L’exécutif français est dit « bicéphale » : il a deux têtes que sont le Président de la République et le Premier ministre. Les rapports entre les deux têtes de l’exécutif français sont évidemment différents, selon que le Parlement est de la même majorité politique que le Président de la République ou qu’ils sont de majorités différentes. Dans le premier cas il y a concordance des majorités et le Président de la République domine le Premier ministre. Dans le second cas il y a cohabitation et le Président de la République se concentre sur son « domaine réservé ».
§1./ Les rapports en période de concordance des majorités
Les rapports entre le Président de la République et son Premier ministre en période de concordance des majorités sont marqués par la domination du premier sur le second. Le processus électoral aboutissant à l’élection du Président de la république puis à celle des députés fait du Président le véritable chef de la majorité.
La domination politique provient de l’élection, mais également de la nomination et de la fin des fonctions : il est convenu que le Président de la République puisse mettre fin aux fonctions du Premier ministre pour en nommer un autre, sans avoir à motiver son choix. Par deux fois des Présidents de la République ont « limogé » des Premiers ministres plus populaires qu’eux pour de simples motifs politiques : François Mitterrand demande à Michel Rocard de démissionner le 15 mai 1991 pour laisser place à la très impopulaire Edith Cresson. Edouard Philippe a démissionné le 3 juillet 2020 à la demande d’Emmanuel Macron, pour laisser place au très impopulaire Jean Castex. Ce n’est que très rarement qu’un gouvernement est renversé par le Parlement : il n’est en général par le Président de la République lui-même.
Cette domination politique se double désormais d’une véritable domination administrative qui s’exprime de deux manières.
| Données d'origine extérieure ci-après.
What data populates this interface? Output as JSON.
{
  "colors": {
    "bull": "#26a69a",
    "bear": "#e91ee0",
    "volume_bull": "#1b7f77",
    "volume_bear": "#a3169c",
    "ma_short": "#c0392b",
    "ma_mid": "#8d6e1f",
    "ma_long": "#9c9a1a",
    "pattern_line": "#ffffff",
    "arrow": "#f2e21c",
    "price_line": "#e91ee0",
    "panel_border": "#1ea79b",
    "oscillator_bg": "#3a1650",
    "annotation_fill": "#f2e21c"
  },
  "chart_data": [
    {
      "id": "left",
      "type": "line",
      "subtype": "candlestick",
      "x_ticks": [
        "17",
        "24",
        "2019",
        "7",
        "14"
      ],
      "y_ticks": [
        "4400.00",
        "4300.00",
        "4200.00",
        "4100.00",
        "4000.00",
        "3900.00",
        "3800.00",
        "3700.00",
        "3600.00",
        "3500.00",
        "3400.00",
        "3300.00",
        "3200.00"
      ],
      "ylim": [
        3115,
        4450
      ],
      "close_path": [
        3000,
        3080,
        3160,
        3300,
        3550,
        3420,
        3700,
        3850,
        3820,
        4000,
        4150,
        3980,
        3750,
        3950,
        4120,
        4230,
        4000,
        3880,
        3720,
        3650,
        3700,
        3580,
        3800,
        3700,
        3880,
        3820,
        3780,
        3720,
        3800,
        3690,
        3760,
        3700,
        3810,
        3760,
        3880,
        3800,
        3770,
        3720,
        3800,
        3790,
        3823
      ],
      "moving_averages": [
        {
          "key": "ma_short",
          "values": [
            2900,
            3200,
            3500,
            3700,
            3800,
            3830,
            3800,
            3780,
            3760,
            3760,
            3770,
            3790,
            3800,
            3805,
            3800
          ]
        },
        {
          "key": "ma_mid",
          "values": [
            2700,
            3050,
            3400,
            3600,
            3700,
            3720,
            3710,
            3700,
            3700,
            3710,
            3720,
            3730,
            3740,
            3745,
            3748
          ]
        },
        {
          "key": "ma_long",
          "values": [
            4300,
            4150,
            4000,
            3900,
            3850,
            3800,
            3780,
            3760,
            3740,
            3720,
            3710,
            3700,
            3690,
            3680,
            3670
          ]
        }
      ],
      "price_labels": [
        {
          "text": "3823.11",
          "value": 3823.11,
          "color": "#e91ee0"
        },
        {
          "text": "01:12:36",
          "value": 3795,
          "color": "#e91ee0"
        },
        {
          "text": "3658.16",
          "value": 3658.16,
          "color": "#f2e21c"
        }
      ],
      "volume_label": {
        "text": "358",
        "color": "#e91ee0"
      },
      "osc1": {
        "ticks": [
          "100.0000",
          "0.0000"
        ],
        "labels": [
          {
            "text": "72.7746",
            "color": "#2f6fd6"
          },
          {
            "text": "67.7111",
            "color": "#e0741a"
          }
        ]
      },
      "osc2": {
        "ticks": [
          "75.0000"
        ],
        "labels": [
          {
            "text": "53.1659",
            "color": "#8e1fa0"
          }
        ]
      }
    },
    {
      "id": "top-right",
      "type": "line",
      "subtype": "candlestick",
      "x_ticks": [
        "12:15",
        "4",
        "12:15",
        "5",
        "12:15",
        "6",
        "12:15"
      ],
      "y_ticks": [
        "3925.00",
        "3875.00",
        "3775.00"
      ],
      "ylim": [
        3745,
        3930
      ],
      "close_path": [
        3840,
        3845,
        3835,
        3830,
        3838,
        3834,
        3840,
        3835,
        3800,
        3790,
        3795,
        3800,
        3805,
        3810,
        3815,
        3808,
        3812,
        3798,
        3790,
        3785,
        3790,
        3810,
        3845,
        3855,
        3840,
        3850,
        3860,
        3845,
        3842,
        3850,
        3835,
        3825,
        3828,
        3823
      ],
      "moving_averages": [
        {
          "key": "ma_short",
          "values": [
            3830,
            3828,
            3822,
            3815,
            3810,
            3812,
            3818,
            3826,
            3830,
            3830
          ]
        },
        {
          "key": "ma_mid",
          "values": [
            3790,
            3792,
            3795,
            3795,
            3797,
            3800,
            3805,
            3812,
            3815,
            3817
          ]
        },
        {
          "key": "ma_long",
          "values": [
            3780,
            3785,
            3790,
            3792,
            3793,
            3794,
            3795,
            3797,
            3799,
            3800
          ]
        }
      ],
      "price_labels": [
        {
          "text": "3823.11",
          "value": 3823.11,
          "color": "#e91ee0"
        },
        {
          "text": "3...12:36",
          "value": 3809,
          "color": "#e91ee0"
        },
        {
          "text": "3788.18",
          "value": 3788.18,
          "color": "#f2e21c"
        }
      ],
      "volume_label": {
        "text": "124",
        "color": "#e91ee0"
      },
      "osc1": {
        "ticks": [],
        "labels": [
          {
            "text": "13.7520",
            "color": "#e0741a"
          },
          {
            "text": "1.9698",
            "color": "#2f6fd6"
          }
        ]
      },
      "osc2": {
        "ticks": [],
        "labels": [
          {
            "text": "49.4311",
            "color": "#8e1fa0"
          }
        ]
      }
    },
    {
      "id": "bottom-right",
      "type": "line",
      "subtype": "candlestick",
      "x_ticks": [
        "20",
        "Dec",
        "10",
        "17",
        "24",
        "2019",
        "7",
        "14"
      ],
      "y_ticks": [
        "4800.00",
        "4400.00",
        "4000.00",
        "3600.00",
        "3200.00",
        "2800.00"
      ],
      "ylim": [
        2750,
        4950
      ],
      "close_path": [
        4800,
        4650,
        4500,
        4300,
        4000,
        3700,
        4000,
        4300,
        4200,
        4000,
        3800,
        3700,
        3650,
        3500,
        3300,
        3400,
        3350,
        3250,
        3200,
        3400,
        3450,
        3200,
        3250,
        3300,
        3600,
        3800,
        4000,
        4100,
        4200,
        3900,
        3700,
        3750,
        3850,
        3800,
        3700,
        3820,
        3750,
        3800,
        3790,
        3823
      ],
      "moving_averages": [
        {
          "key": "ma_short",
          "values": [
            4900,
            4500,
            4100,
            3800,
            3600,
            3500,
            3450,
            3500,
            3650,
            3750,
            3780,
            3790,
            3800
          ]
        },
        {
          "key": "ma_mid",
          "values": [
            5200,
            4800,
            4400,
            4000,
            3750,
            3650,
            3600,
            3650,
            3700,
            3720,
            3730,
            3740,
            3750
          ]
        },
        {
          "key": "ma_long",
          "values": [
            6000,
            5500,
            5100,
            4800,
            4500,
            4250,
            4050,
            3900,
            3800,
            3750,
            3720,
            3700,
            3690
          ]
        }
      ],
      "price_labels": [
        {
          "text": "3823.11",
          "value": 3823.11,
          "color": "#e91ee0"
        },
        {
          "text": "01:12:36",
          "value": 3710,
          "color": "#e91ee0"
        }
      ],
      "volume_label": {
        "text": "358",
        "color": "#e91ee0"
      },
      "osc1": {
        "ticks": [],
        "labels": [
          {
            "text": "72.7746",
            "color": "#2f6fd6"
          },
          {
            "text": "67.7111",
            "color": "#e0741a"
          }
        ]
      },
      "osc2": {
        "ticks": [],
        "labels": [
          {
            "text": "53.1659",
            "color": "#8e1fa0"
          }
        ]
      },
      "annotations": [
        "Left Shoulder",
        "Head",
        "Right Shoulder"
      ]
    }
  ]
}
En premier lieu, le Président de la République suggère ou impose les ministres ; il exerce aussi une influence déterminante sur la nomination des hauts responsables administratifs. En second lieu les services du Président de la République sont devenus très puissants. Si le personnel politique [1] des cabinets ministériels est limité [2] la Présidence de la République comporte désormais plus de cent collaborateurs qui traitent de tous les sujets et assurent la domination du Président de la République sur tous les sujets [3].
Certains auteurs, pour désigner cette « hyper-présidentialisation » du régime, qui n’est plus tout-à-fait parlementaire mais dans lequel le gouvernement reste responsable devant le Parlement, évoquent l’idée d’un « régime semi-présidentiel » [4].
§2./ Les rapports en période de cohabitation
Le terme cohabitation a été inventé pour désigner la situation devenue rare dans laquelle l’assemblée nationale et le Président de la République appartiennent à des majorités politiques différentes. Eu égard au fait que les coalitions sont bien moins vastes et fréquentes en France qu’en Allemagne, la divergence politique qui résulte de cette opposition peut être très tranchée.
Dans l’hypothèse d’une cohabitation, le Président de la République n’est plus libre de désigner le Premier ministre, il doit désigner le candidat proposé par la majorité à l’Assemblée nationale. Dans cette hypothèse le Président de la République se concentre sur son domaine réservé, la défense nationale et les affaires étrangères [5].
[1] Nous entendons par « personnel politiques » tous les collaborateurs qui ne font pas partie de services administratifs permanents, tels que les porte-paroles, les conseillers en communication, les rédacteurs de discours, les conseillers politiques et autres personnels de communication, le directeur de cabinet qui est le plus proche collaborateur du ministre et le chef de cabinet qui organise ses services.
[2] Le décret n° 2017-1063 du 18 mai 2017 relatif aux cabinets ministériels fixe à 10 le nombre de membres du cabinet d’un ministre, 8 pour un ministre délégué et 5 pour un secrétaire d’Etat.
[3] Anne-Lise Madinier, « L’évolution présidentialiste des services de la présidence de la République. Du service de la Maison d’un chef d’État parlementaire au pilotage du gouvernement », Revue générale du droit, 2020, numéro 51298 (www.revuegeneraledudroit.eu/?p=51298).
[4] V. Maria Rosaria Donnarumma, « Le régime semi-présidentiel. Une anomalie française », RFDC 2013, n° 93 pp. 37-66.
[5] Comme nous l’avons vu par ailleurs, la Vème République a connu trois périodes de cohabitation.
– Première cohabitation 1986-1988 : le premier ministre Jacques Chirac a été opposé au Président de la République François Mitterrand (1981-1995).
– Deuxième cohabitation 1993-1995 : Edouard Balladur est opposé au Président de la république François Mitterrand.
– Troisième cohabitation 1997-2002 : Lionel Jospin est opposé au Président de la République Jacques Chirac (1995-2007).